Of course, impossibly colourful types inhabit the place. There's Brad, the aforementioned cowboy artist (Aaron Pearl), and Lisa, a free-loving, self-obsessed, struggling actress (Mandy Moore, demurely conceding the spotlight for a well-advised supporting role). And then there's the not-so-plain Jane, the photographer from across the hall. Franka Potente, the modern-day Dietrich, plays Jane as a punk rock terror with an exquisite, vulnerable centre simply dying to be cored like an apple. Who else better to do the job than Jones, a sensitive writer who longs for his mother's love, his father's address, and the loss of his pesky virginity without compromising his negligible dignity?
After living 17 years of a hard-knock, trust fund life, Jones needs to routinely disappear into fantasy to cope with the heightened, frightening reality of the day-to-day, like buying furniture from a mauve-lipped Debbie Harry and her sinister, yokel sons. Naturally, many of Jones' fantasies involve women and sex, the nadir being his imagined tryst with Harry. (Frodo Baggins and Blondie french-kissing? The horror.)

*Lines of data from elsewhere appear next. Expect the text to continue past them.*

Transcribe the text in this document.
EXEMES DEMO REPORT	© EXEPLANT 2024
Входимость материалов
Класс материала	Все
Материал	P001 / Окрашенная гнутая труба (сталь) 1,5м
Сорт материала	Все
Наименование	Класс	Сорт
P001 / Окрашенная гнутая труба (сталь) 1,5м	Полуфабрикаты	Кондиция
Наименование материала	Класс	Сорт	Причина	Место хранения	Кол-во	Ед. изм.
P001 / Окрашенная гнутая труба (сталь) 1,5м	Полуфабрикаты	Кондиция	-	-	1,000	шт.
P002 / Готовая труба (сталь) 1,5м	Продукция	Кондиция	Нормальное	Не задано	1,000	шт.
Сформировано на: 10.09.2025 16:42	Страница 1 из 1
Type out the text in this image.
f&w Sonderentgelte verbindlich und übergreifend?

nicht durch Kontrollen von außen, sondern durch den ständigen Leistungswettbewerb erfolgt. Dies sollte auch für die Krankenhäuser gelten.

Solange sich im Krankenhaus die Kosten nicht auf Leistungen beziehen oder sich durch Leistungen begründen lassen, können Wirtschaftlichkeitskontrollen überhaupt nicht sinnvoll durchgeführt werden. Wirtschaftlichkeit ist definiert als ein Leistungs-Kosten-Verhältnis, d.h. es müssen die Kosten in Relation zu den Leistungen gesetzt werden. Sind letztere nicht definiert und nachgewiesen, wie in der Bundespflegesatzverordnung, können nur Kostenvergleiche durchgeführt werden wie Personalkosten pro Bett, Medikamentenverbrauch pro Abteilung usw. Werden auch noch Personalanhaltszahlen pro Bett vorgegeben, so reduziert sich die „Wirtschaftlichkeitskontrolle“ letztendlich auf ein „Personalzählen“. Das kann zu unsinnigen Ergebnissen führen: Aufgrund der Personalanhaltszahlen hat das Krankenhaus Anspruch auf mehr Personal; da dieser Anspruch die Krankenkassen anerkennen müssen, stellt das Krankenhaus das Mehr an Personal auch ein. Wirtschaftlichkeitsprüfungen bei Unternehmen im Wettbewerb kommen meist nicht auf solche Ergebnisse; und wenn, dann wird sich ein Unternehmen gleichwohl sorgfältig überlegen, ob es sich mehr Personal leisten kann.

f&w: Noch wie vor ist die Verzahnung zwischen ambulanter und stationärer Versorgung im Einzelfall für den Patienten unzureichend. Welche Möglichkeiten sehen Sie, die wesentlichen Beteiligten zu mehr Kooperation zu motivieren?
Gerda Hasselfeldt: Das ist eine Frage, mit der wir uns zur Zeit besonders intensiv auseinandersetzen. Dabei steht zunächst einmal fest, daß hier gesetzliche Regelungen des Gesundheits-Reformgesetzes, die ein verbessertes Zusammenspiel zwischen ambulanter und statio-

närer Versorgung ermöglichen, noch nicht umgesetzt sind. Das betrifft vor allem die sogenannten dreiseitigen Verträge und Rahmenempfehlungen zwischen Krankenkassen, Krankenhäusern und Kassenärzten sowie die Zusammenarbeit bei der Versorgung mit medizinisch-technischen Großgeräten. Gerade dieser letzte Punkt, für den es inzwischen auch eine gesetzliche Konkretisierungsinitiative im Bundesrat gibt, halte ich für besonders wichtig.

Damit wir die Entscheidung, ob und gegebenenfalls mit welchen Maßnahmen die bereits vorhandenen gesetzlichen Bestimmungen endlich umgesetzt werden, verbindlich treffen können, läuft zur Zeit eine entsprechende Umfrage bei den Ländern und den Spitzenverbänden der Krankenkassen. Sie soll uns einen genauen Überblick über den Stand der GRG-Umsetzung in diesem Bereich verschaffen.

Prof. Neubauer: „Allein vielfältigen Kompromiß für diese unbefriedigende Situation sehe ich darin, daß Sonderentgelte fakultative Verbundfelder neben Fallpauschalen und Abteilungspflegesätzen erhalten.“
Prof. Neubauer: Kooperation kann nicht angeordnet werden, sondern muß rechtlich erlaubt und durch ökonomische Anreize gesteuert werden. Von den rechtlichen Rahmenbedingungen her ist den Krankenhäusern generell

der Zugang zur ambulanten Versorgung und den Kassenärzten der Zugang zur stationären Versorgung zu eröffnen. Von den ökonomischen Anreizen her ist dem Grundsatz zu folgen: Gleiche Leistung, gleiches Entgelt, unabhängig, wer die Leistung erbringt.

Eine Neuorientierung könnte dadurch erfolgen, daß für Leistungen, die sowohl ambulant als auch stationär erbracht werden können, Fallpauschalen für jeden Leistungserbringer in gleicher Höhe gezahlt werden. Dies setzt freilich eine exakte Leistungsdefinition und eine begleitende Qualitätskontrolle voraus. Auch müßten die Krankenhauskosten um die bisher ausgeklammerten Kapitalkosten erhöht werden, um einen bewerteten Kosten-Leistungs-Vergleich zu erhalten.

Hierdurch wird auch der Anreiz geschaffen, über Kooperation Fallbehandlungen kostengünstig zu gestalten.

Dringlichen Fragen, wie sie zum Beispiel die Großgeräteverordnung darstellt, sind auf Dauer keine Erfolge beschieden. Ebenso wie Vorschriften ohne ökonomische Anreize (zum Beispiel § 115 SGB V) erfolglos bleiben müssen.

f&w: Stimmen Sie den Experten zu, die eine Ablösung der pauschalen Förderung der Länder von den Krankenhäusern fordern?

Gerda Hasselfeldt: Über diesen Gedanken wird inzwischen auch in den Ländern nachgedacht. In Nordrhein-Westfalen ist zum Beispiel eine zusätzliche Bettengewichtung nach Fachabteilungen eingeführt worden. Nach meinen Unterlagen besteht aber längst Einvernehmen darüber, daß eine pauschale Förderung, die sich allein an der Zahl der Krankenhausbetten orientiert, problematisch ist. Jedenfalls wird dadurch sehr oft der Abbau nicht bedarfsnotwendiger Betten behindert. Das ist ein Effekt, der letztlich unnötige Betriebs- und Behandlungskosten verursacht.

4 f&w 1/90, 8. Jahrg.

The movie's climax coasts along to a rather silly ending, but one that's really hard to object to at the same time. Wood (The Lord of the Rings, The Ice Storm) overcomes his miscasting with sheer conviction and googly-eyed charm, and Franka Potente (Run Lola Run) is, as usual, the best thing on screen or a kilometre radius around it. Potente and Wood make a ridiculous-looking couple, but not a wholly implausible one. Try Seventeen only truly falters when Jones learns the truth about his father, who he has never met. Jones stops writing letters to him, that will never be sent anyway. But why does a young man with such a vivid imagination decide to shelve his typewriter for good upon hearing the bad news? It's a defeatist moment, not a healing one, and the one sour note in an otherwise sweet concoction.